Friday, December 11, 2009
Crashing Philosophy
Jerry Coyne is doing philosophy again.
Never a pretty sight.
The fact that he is engaged in dueling metaphysics with the even more clue-challenged David Klinghoffer just adds to the sick fascination usually associated with rubbernecking terrible traffic accidents.
To start off with Coyne:
I've discussed before the contention that the bad-design argument is theological rather than scientific. And it is scientific. It's scientific in the sense that that kind of bad design is evidence in favor of evolution and against several competing hypothesis. One is that a divine being designed organisms so that they're perfect.
I won't float an argument from consequences here -- maybe Coyne is right and divine design is a perfectly respectable scientific argument -- but we have at least to consider why so many scientists would disagree.
But how well does the logic of the "bad design" argument hold up? Elliot Sober has pointed out that it doesn't do well at all. It requires that the proponent assert the motive of the God in any particular design ... as Coyne does by asserting that he/she/it would favor "perfect" design (as decided by who? ... Coyne? ... he's perfect?).

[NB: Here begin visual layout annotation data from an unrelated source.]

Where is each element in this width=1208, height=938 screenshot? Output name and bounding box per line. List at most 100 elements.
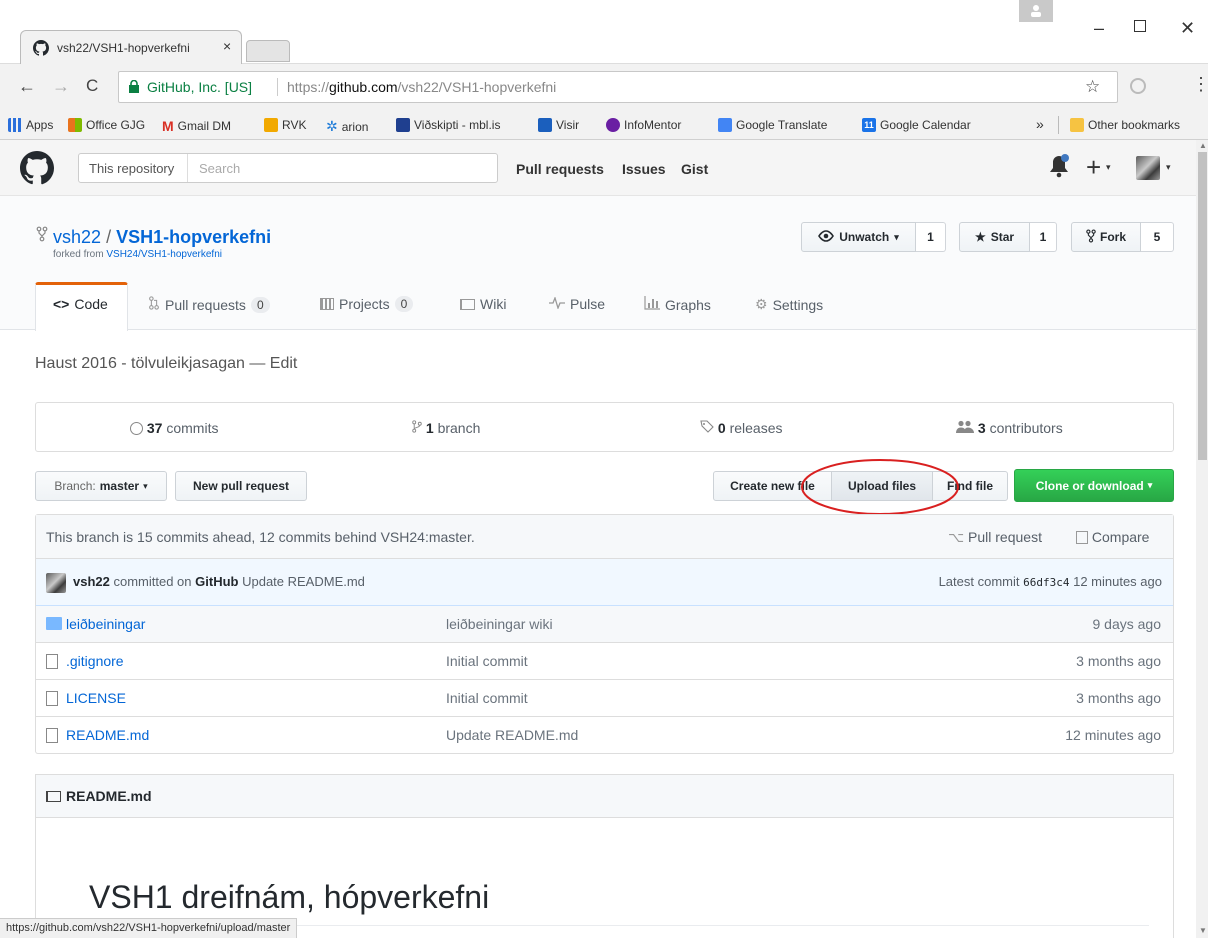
file-row[interactable]: README.md Update README.md 12 minutes ag… (35, 717, 1174, 754)
nav-gist[interactable]: Gist (681, 161, 708, 177)
fork-count[interactable]: 5 (1141, 222, 1174, 252)
file-commit-message[interactable]: leiðbeiningar wiki (446, 616, 553, 632)
star-count[interactable]: 1 (1030, 222, 1057, 252)
bookmark-label: Google Translate (736, 118, 828, 132)
bookmark-gmail[interactable]: M Gmail DM (162, 118, 231, 134)
nav-pull-requests[interactable]: Pull requests (516, 161, 604, 177)
committer-avatar[interactable] (46, 573, 66, 593)
other-bookmarks[interactable]: Other bookmarks (1070, 118, 1180, 132)
tab-pulse[interactable]: Pulse (549, 296, 605, 312)
create-new-icon[interactable]: + (1086, 152, 1101, 183)
scroll-up-arrow-icon[interactable]: ▲ (1199, 141, 1207, 150)
projects-icon (320, 298, 334, 310)
bookmark-calendar[interactable]: 11 Google Calendar (862, 118, 971, 132)
bookmark-mbl[interactable]: Viðskipti - mbl.is (396, 118, 500, 132)
new-tab-button[interactable] (246, 40, 290, 62)
bookmark-apps[interactable]: Apps (8, 118, 53, 132)
close-window-icon[interactable]: ✕ (1180, 18, 1195, 39)
branch-select-button[interactable]: Branch: master ▾ (35, 471, 167, 501)
bookmark-office[interactable]: Office GJG (68, 118, 145, 132)
visir-icon (538, 118, 552, 132)
new-pull-request-button[interactable]: New pull request (175, 471, 307, 501)
search-input[interactable]: Search (199, 161, 240, 176)
scrollbar-thumb[interactable] (1198, 152, 1207, 460)
file-name[interactable]: .gitignore (66, 653, 124, 669)
notifications-bell-icon[interactable] (1048, 154, 1070, 181)
pull-request-link[interactable]: ⌥ Pull request (948, 529, 1042, 546)
back-icon[interactable]: ← (18, 76, 36, 97)
file-commit-message[interactable]: Initial commit (446, 653, 528, 669)
branch-count[interactable]: 1 branch (412, 420, 480, 436)
bookmark-infomentor[interactable]: InfoMentor (606, 118, 681, 132)
book-icon (460, 298, 475, 310)
scroll-down-arrow-icon[interactable]: ▼ (1199, 926, 1207, 935)
contributors-count[interactable]: 3 contributors (956, 420, 1063, 436)
bookmark-visir[interactable]: Visir (538, 118, 579, 132)
file-name[interactable]: leiðbeiningar (66, 616, 145, 632)
commit-author[interactable]: vsh22 (73, 574, 110, 589)
tab-pull-requests[interactable]: Pull requests 0 (148, 296, 270, 313)
bookmark-label: Viðskipti - mbl.is (414, 118, 501, 132)
commits-label: commits (162, 420, 219, 436)
browser-tab[interactable]: vsh22/VSH1-hopverkefni × (20, 30, 242, 64)
avatar-dropdown-caret-icon[interactable]: ▾ (1166, 162, 1171, 173)
star-button[interactable]: ★ Star (959, 222, 1030, 252)
bookmark-star-icon[interactable]: ☆ (1085, 77, 1100, 97)
repo-search[interactable]: This repository Search (78, 153, 498, 183)
contributors-label: contributors (985, 420, 1063, 436)
search-scope-divider (187, 154, 188, 182)
releases-count[interactable]: 0 releases (700, 420, 783, 436)
reload-icon[interactable]: C (86, 76, 98, 96)
commit-sha[interactable]: 66df3c4 (1023, 576, 1069, 589)
file-name[interactable]: LICENSE (66, 690, 126, 706)
file-age: 9 days ago (1092, 616, 1162, 632)
github-logo-icon[interactable] (20, 151, 55, 188)
create-dropdown-caret-icon[interactable]: ▾ (1106, 162, 1111, 173)
file-row[interactable]: .gitignore Initial commit 3 months ago (35, 643, 1174, 680)
tab-close-button[interactable]: × (223, 38, 231, 54)
menu-icon[interactable]: ⋮ (1192, 74, 1208, 95)
file-row[interactable]: leiðbeiningar leiðbeiningar wiki 9 days … (35, 606, 1174, 643)
tab-settings[interactable]: ⚙ Settings (755, 296, 823, 313)
tag-icon (700, 420, 718, 436)
file-name[interactable]: README.md (66, 727, 149, 743)
compare-link[interactable]: Compare (1076, 529, 1149, 545)
status-bar-url: https://github.com/vsh22/VSH1-hopverkefn… (0, 918, 298, 938)
more-bookmarks-button[interactable]: » (1036, 116, 1044, 132)
tab-graphs[interactable]: Graphs (644, 296, 711, 313)
fork-button[interactable]: Fork (1071, 222, 1141, 252)
folder-icon (46, 617, 62, 630)
bookmark-label: Visir (556, 118, 580, 132)
bookmark-rvk[interactable]: RVK (264, 118, 306, 132)
extension-icon[interactable] (1130, 78, 1146, 94)
contributors-number: 3 (977, 420, 986, 436)
forked-from-link[interactable]: VSH24/VSH1-hopverkefni (106, 249, 222, 260)
tab-wiki[interactable]: Wiki (460, 296, 506, 312)
commit-message[interactable]: Update README.md (242, 574, 365, 589)
tab-code-label: Code (74, 296, 108, 312)
bookmark-translate[interactable]: Google Translate (718, 118, 827, 132)
branch-status-bar: This branch is 15 commits ahead, 12 comm… (36, 515, 1173, 559)
tab-projects[interactable]: Projects 0 (320, 296, 414, 312)
bookmark-divider (1058, 116, 1059, 134)
file-commit-message[interactable]: Update README.md (446, 727, 578, 743)
watch-count[interactable]: 1 (916, 222, 946, 252)
avatar[interactable] (1136, 156, 1160, 180)
unwatch-button[interactable]: Unwatch ▾ (801, 222, 916, 252)
repo-forked-icon (36, 226, 48, 245)
commits-count[interactable]: 37 commits (130, 420, 218, 436)
repo-name-link[interactable]: VSH1-hopverkefni (116, 227, 271, 247)
bookmark-arion[interactable]: ✲ arion (326, 118, 368, 135)
file-commit-message[interactable]: Initial commit (446, 690, 528, 706)
minimize-icon[interactable]: – (1094, 18, 1104, 39)
maximize-icon[interactable] (1134, 20, 1146, 32)
omnibox[interactable]: GitHub, Inc. [US] https://github.com/vsh… (118, 71, 1118, 103)
clone-or-download-button[interactable]: Clone or download ▾ (1014, 469, 1174, 502)
user-profile-icon[interactable] (1019, 0, 1053, 22)
forward-icon[interactable]: → (52, 76, 70, 97)
tab-code[interactable]: <> Code (53, 296, 108, 312)
nav-issues[interactable]: Issues (622, 161, 666, 177)
repo-owner-link[interactable]: vsh22 (53, 227, 101, 247)
lock-icon (129, 79, 139, 96)
file-row[interactable]: LICENSE Initial commit 3 months ago (35, 680, 1174, 717)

Now, I'll certainly grant that "imperfect" design is well explained by evolution. Along with the positive evidence for evolution, it definitely is no impediment to accepting evolution and, in that sense, "supports" evolution. But, as supposedly "scientific" evidence against theism, it is not unlike the fact that the sun appears to rise in the east, travels across the sky and sets in the west. That has been explained by the sun orbiting the Earth or by the Earth orbiting the sun while turning on its axis. There may even be nuances in the way that the sun rises, travels and sets that favors, somewhat, the latter proposition. But to declare the fact of there being a sunrise and sunset is "scientific evidence" for heliocentrism and against geocentrism is, at the very least, a misrepresentation of the claims, since both propositions accommodate the same evidence.
And, then, there is serious question begging:
[I]f life was made by a god, it must have been a certain kind of god: one who designed creators to make us think that they had evolved.
Dealing with Klinghoffer is much easier. Coyne, for once, is right:
It always mystifies me that people who claim that God works in mysterious ways are nevertheless so certain about his motives.
Pick a ground on which you want to stand, David. Until then, any honest person will view you as a dissembler.